At past tour performances, unexpected visits by fellow collaborators have occurred, and I am led to believe that it will be no different for the show tonight. Such collaborations are not unusual for the group, as the observed and unsaid Blue Man Group philosophy is one that collaborates pantomime acting with a live band playing rock music at the same time or between “scenes.”

The rock band in the Blue Man act is not your typical band. In fact, the touring version of the Blue Man Group practices a form of anti-rock in that what they perform is not a rock concert but is, after all, a celebration of complexities.

What in the world do I mean? The band that accompanies the group is mostly acoustic, and intertwined with seemingly random sound bytes in order to communicate a message. After all, Blue Man Group performer Matt Goldman admitted in a recent interview, “We are trying to shake up the rock world.”

This avant-garde audio is accompanied by experimental visuals of differing words and symbols that may appear random in nature but are a contemporary delight when combined with the music and the acts of the Blue Men on stage.

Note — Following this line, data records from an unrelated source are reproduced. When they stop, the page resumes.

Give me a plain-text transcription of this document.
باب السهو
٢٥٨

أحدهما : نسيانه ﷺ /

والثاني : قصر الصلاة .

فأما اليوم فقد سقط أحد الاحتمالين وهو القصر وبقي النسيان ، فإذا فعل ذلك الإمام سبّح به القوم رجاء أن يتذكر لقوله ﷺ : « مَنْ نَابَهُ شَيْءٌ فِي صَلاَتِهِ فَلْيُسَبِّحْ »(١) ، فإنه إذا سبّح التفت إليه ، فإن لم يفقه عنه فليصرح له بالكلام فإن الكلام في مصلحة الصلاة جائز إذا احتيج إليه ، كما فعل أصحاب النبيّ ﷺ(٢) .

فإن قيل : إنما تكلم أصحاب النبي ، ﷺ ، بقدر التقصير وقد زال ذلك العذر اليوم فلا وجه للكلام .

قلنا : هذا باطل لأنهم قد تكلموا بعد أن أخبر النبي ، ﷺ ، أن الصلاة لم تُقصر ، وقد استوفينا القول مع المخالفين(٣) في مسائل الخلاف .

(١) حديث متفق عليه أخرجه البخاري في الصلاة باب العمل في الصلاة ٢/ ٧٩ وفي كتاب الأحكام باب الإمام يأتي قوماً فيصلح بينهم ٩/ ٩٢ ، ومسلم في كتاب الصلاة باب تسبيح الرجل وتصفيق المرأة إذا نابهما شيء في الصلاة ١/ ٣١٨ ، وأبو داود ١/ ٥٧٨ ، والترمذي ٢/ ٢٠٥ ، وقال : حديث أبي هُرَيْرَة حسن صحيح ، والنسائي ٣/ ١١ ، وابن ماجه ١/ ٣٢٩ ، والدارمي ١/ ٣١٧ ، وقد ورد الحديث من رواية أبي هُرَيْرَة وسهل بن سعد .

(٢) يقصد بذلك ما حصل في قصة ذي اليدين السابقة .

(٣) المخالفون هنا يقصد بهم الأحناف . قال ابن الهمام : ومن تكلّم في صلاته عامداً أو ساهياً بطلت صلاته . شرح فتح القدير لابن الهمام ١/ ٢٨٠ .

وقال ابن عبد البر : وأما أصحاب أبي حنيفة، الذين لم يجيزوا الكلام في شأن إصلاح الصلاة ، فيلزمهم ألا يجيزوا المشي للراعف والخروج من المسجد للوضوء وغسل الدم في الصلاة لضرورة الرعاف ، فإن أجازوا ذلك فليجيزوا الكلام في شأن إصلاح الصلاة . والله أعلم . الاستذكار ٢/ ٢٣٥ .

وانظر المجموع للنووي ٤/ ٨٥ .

The Complex tour was not only named after the CD release but was termed complex in that the idea of the group is for these Blue Men to explore what they perceive to be a complex world. They seem to uncover every possible sound that can be created with PVC tubing, and each will quickly shoot a facial expression of dismay should one of the others commit a fop in the new world they have entered.

The complexities of PVC tubing are the tip of the iceberg in terms of the complexities discovered. The Blue Men are constantly looking around to try to make sense of other objects and things around them that are complex.

The Blue Men have, in the past, performed a skit in which they tried to come to terms with drums with paint inside of them. They utilized drumsticks to beat their individual drums, only to learn that each drum had a different color of paint on its skin. They presented the discovery of their differences as unexpected and then learned to live their color differences, becoming interested in getting the color of their paint as high into the air as possible.

This example illustrates an important point to be made about the Blue Man Group: their show has real world generalizability with regard to many social issues (including race relations, explored in this example). This is not a complex world and the simple Blue Men prove that, for themselves, exploring this newfound world called Earth is an experience that teases out their own individual complexities. This is not a show to be missed.

If you would like to see this contemporary experience for yourself before the Madison show, check out the Blue Man Group website (www.blueman.com), click on “The Complex,” then click the “Video” button. The “Your Attention” movie will offer a example representative of what an attendee can expect from tonight’s showing.

The Blue Man Group performs at the Kohl Center tonight, Wed. Oct. 22, at 7:30 p.m. Tickets are $21.50 to $44, and are still available at Ticketmaster outlets.